Agents embraced virtual showings and transaction management, but the pandemic took its toll on business in Manhattan and Brooklyn during Q2.
During Second Quarter 2020 Covid-19 had a profound impact on New York City and its real estate market. While business quickly pivoted to be conducted virtually, Manhattan market activity was a fraction of its pre-COVID level as a result of in-person showing restrictions. Now, as New York’s lockdown eases and inventory returns to the market, short-term contract activity will likely be supported by pent-up demand. Longer-term, for-sale market conditions will depend on the wider economic recovery and the containment of COVID-19.
Sales activity fell sharply this spring. The slide in contracts that began in March deepened in Second Quarter. In all, fewer than 700 contracts were signed this quarter. Closings, 90% of which were for contracts signed pre-COVID, fell less, but at 1,605 sales was still the lowest quarterly total since the 1990s. While dramatic in magnitude, the drops were the result of quarantine rather than serious structural shifts in demand. In fact, just as contracts fell immediately following New York’s stay-at-home order, sales activity stabilized and has trended upward since reopening plans were announced in the second week of May.
Listed inventory was also affected by COVID-19. In Second Quarter 2020, active listings fell annually for the first time since 2015, to 6,075 units as of mid-June, which was 26% below last June’s ten-year peak of 8,174. As with sales, the decline in listings that started in March accelerated in April and May as over 1,800 units were pulled from market and fewer new listings were brought to market. By early May, active inventory bottomed out under 5,900 units. However, as expected, these drops were only temporary, as nearly 1,400 units have hit the market since plans to reopen were first announced by Governor Cuomo on May 29, 2020.
Because of a drop in sales over $3M, median and average price declined for a fourth consecutive quarter. Last year, a rush of high-priced closings to beat changes in the transfer and mansion tax rates skewed Second Quarter numbers significantly. Also, since most closings this quarter were contracts signed before COVID-19, the price declines primarily reflect early-2020 market conditions, when demand at the lower end of the market was rebounding due to lower interest rates, while over-supply continued to affect the high-end. Thus, next quarter will provide a truer gauge of the pandemic’s effect on pricing.

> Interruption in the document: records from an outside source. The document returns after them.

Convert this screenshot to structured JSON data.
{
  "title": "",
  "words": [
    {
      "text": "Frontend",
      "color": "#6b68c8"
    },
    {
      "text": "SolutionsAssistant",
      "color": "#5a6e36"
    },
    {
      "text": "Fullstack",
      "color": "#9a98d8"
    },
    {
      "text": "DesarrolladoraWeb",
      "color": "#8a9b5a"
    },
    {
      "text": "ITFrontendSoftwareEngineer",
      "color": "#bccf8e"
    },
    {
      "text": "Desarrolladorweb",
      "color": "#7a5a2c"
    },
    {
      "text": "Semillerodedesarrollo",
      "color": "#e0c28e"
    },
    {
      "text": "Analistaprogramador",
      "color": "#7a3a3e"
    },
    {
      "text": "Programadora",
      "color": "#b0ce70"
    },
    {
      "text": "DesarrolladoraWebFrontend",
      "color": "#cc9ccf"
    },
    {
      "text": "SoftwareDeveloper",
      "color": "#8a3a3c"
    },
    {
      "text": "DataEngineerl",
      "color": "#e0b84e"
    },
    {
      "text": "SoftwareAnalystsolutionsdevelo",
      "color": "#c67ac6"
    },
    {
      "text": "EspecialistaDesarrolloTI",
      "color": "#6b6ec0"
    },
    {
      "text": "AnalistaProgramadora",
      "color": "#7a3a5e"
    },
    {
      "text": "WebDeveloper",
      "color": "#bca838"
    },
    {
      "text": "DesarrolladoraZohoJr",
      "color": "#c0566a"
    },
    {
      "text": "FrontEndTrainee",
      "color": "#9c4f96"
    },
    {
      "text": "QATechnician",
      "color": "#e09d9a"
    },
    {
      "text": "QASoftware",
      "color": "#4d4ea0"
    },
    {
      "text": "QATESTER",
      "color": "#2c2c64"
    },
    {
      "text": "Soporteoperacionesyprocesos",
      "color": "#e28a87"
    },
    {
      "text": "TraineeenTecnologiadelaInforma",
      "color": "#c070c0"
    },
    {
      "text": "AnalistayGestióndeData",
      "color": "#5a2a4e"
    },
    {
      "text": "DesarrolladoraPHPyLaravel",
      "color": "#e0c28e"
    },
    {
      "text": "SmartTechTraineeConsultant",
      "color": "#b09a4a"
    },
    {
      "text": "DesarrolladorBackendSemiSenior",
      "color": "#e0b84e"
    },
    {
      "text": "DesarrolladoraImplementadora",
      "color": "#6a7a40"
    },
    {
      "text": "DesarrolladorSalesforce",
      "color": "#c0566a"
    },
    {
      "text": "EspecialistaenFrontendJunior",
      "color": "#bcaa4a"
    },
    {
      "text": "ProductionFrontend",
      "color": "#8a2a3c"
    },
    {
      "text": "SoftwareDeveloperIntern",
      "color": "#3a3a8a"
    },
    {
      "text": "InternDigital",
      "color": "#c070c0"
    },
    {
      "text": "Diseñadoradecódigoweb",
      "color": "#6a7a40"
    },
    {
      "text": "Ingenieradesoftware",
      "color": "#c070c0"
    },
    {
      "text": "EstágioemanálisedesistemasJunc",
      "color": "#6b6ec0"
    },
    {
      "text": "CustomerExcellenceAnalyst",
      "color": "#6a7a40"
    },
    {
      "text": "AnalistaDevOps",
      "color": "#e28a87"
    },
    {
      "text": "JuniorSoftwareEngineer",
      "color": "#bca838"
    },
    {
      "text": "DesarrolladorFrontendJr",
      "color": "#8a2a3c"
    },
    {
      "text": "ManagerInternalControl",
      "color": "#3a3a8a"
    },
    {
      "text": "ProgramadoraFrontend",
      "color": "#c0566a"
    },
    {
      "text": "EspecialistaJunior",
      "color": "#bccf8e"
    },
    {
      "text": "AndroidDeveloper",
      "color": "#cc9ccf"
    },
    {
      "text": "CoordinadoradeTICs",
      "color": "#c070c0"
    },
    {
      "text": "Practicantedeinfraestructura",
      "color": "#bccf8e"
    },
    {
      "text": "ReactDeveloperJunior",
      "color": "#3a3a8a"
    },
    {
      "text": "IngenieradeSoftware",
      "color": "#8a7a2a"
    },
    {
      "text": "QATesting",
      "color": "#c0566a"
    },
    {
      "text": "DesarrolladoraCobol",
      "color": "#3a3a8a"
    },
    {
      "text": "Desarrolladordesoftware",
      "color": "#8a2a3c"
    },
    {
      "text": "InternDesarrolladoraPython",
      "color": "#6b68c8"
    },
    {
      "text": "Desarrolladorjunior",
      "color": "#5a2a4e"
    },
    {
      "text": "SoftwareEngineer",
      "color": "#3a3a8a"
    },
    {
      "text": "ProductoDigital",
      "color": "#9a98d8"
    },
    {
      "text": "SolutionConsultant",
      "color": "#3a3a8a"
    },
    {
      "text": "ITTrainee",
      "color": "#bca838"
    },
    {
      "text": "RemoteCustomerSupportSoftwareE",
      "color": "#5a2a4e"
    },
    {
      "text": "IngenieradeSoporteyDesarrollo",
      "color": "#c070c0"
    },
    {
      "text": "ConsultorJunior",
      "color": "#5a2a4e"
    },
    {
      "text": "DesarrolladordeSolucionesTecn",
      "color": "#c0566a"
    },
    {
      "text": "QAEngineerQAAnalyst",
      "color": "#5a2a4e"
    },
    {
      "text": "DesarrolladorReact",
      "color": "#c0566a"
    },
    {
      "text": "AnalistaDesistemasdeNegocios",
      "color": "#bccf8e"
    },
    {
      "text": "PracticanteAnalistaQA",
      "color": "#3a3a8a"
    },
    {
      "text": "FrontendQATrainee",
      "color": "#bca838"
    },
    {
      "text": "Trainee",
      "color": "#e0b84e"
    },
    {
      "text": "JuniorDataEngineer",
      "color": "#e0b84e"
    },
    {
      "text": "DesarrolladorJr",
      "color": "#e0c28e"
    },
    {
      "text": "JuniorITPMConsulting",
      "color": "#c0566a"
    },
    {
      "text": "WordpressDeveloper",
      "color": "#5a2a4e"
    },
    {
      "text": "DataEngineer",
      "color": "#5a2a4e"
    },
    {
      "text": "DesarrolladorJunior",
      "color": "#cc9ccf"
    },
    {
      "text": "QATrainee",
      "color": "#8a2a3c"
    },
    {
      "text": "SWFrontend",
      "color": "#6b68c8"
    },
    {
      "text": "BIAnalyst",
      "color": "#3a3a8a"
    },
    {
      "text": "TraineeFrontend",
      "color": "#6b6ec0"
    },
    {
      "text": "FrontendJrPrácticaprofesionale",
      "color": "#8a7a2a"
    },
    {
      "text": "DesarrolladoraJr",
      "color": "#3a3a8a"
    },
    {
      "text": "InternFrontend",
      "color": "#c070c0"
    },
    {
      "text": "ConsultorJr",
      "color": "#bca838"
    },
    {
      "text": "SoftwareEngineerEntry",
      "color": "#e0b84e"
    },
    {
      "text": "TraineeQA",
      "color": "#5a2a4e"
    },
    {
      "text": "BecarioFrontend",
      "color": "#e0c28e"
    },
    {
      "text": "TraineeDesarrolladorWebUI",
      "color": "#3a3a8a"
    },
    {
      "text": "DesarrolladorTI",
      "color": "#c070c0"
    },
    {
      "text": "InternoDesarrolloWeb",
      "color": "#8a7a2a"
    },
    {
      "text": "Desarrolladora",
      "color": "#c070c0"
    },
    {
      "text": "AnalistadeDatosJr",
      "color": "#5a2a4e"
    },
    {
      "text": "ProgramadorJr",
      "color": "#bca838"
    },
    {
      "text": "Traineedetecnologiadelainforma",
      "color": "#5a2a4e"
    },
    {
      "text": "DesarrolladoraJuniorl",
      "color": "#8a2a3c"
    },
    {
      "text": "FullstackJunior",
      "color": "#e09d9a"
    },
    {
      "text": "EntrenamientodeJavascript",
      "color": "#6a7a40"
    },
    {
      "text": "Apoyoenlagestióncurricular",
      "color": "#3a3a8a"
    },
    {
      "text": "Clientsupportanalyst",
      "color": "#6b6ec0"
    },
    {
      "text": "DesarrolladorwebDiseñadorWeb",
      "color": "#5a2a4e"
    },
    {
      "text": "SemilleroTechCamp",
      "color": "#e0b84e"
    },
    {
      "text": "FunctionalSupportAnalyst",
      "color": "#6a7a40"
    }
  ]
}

Note that we have made some modifications to this quarter’s report given the pause in the market while the state ordered non-essential businesses closed during “New York on PAUSE.” The counting of days on market was suspended so is not shown. Percentage comparisons of this quarter to prior quarters are also not shown given the restrictions on conducting business make these comparisons not applicable.
In Second Quarter 2020, the Brooklyn real estate market hit pause due to the global coronavirus pandemic. Between mid-March and late-June, buyers and real estate agents were only permitted to conduct business virtually, yet market activity continued—albeit at a slower pace. As a result, sales unsurprisingly decreased this quarter to under 940 closings (over 80% of which signed before March 13th) and 355 contracts signed. Now that restrictions have been partially lifted, Brooklyn marketwide activity has started to trend upward as a result of pent-up demand, low interest rates, and increased negotiability.
In the last week of June, in-person showings resumed, accompanied by an increase in listings and appointments. On the day New York reopened, Brooklyn saw new listings double versus the daily average from earlier weeks. Yet, total inventory at the end of the quarter hit a seven-year low nevertheless. There were fewer than 1,600 apartments on the market as of the end of June. However, 13% of that inventory was apartments newly listed in the few short days leading up to the Phase 2 reopening and the return of in-person showings on June 22.
Nonetheless, despite the pause in the market, Brooklyn price figures did not change significantly this quarter. In fact, resale co-op median and average price hit record highs. New development prices moderated, but were already trending downward due to shifts in where closings were occurring. A more accurate gauge of how prices changed during the shutdown will likely emerge next quarter when there are a greater number of closings for contracts that actually signed in Second Quarter 2020.